The present study demonstrates how numerical methods for the evaluation of deformation fields, originally intended for molecular dynamics simulations or for analysis of high-resolution microscopy images, can be adapted to a PFC setting. Two main strategies are identified and demonstrated: either evaluation of discrete deformation fields based on the interpolated positions of individual PFC density maxima (identified as atoms) or evaluation of continuous deformation fields, based on a spectral analysis of the full density field using Geometrical Phase Analysis (GPA). It is shown that both the discrete and the continuous field approach can be used to post-process PFC data to obtain access to the full displacement and strain fields. Working with discrete points, 3D data sets can be conveniently handled and this method is also attractive for large-scale simulations where it becomes unfeasible to store the full PFC density field in comparison to just storing data at the discrete density maxima.
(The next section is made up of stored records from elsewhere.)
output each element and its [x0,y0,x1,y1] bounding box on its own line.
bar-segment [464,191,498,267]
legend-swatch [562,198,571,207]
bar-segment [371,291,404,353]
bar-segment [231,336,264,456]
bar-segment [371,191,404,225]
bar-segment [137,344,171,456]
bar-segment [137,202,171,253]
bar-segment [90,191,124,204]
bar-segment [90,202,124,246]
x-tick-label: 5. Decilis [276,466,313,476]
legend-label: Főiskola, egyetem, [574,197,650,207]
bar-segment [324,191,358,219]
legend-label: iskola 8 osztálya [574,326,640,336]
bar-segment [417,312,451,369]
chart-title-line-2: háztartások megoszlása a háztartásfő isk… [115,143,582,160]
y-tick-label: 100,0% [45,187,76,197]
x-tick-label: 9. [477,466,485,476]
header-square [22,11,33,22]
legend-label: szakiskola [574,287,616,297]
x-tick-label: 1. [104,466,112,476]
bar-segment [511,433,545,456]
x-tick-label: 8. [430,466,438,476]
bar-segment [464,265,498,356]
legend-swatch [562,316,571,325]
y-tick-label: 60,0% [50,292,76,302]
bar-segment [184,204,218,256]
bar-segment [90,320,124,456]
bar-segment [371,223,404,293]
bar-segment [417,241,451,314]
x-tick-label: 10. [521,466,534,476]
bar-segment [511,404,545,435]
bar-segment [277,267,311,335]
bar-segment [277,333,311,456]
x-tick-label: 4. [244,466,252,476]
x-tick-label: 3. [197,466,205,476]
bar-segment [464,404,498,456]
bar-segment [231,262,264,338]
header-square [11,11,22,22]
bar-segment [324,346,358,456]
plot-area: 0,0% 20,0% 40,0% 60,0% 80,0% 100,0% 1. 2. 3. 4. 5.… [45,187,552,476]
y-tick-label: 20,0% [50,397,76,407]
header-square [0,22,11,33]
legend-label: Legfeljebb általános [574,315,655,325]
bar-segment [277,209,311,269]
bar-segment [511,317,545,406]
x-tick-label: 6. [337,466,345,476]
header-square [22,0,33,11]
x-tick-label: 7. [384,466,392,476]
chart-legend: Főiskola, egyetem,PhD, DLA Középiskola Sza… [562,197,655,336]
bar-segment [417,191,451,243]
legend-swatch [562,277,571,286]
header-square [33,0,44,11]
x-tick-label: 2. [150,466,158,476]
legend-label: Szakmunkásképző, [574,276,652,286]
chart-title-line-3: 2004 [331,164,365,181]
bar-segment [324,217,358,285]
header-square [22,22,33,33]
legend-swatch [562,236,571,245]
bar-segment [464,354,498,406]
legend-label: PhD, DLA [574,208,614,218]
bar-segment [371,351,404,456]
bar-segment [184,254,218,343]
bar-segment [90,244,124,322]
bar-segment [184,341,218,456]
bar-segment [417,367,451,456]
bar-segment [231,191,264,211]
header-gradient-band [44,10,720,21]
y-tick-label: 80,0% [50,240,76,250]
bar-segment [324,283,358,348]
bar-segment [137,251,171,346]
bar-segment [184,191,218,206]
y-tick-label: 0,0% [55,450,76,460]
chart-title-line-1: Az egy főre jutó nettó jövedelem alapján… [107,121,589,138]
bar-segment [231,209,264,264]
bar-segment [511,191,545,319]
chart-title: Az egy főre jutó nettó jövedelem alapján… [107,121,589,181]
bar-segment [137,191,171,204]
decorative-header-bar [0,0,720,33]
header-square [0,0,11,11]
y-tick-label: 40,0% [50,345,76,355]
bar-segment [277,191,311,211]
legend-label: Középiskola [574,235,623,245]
Alternatively, working with the continuous data using GPA, more highly resolved deformation fields can be evaluated in 2D. GPA-based strain analysis becomes restricted in 3D as it is not straightforward to perform the required phase analysis in three dimensions. A compromise is demonstrated in the present work, however, evaluating the full deformation field by its individual components on orthogonal 2D sections through the 3D PFC density field. Extension of 3D PFC strain analysis based on spectral methods will be a target for future work. In addition to the different approaches to evaluation of PFC deformation fields, the present study also demonstrates application of prescribing non-affine deformations in a 3D structural PFC (XPFC) setting (to the author’s knowledge only 2D implementations exist in the literature) and an efficient and general numerical scheme for evaluation of PFC phase diagrams is provided in Appendix A. Taken together, the findings of this study expand the toolbox available for using PFC as a versatile method for numerical simulations of material behavior at the atomic scale.